Pale Folklore remains unique to this day, and is one of the major influences to me that and opened my eyes to lighter music within the sphere of metal, yet retaining dark qualities. In a way, I can owe my pursuit to finding such bands as Caïna due largely to the impact Agalloch had on me.

TDB.jpg


It is not so much what this album itself represents to me, as much as what it represents to me as a whole. It marks a recent awakening in me of sorts, which signified an expansion in terms of my musical tastes insofar that I am now willing and interested in progressive and psychedelic music, and perhaps even folk. It is something I am branching into now at a very slow but steady pace, as I now explore it slowly myself, and take the excellent recommendations given on these very forums in regards to these styles of music.
 
It's really hard to say and about half of these I hardly ever listen these days, but at the time, they made a huge impact:

Guns'n'Roses - Appetite For Destruction
Jason Becker - Perpetual Burn
Opeth - Orchid
Ulver - Trilogie
Dream Theater - Awake
 
i would have to include master of puppets and we sold our souls for rock and roll

also probably the mantle, 1349 "beyond the apocalypse" (first black metal album i ever got into) and my arms your hearse.

honorable mention to mellon collie and the infinite sadness and to nas "illmatic" for being the album that opened my mind to hip-hop and still being the greatest album evar in that genre
 
Vittra just got me to check out Dissection finally.

Also, I want to touch Doomcifer's naked body for exposing me to Pain of Salvation.
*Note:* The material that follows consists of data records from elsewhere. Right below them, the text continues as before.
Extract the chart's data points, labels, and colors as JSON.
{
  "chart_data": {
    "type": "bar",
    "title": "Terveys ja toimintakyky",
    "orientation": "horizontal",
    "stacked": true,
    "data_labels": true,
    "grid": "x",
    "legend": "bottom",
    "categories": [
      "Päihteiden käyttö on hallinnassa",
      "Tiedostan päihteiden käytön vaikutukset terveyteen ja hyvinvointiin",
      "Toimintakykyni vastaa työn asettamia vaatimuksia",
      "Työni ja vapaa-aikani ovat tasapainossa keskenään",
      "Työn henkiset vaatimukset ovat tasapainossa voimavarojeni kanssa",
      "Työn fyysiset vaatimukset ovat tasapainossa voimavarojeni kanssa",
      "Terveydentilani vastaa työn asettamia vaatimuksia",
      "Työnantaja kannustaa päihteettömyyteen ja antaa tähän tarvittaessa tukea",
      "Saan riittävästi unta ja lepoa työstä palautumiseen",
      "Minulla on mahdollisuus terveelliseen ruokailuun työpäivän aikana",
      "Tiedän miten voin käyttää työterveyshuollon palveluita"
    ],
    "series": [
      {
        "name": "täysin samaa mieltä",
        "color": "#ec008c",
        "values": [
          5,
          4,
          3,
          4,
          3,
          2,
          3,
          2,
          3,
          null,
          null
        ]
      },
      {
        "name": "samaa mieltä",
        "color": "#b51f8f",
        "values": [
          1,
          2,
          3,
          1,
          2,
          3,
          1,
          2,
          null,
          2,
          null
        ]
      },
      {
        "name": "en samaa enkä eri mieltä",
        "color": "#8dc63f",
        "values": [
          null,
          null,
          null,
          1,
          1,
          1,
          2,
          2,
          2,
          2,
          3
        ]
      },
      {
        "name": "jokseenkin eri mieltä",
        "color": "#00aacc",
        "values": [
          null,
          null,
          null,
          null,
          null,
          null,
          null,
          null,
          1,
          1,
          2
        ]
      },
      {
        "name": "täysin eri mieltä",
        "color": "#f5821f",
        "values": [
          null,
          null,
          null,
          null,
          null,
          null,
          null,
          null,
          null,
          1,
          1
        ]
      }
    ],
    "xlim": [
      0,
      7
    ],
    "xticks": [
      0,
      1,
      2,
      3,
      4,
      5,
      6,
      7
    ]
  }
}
I've never heard anything like Remedy Lane. Refreshing.
 
LOVE THE COMUS LOVE IN THIS PLACE, though I don't think it changed my life per se.... but may be a top 5 album ever

GENESIS - Selling England By The Pound
METALLICA - Ride the Lightning
MAYHEM - De Mysteriis Dom Sathanas
THE BEATLES - Sgt. Pepper's Lonely Hearts Club Band
THE SMITHS - The Queen Is Dead
 
Maaan, I wanna do this list so bad, but it's really hard to put down everything into 5, and choosing between albums whom you have a pure emotional connection, or are just were a gateway to new music.

Nirvana - Nevermind. Not cool, but can't ignore this one. Got me passionate about music for the first time.
In Flames - Jester Race - It's either this one, or Blackwater Park, who got me into european metal and a more complicated song structures.
The Cure - Disentigration - Made me get closer to the 80's, dark rock, shoegaze
Radiohead - Ok Computer - Discovering Radiohead, a whole new world.
Eliott Smith - S/t - Pure emotional connection, helped me overcome stuff.

Meh, not fair. I could write something different in every hour.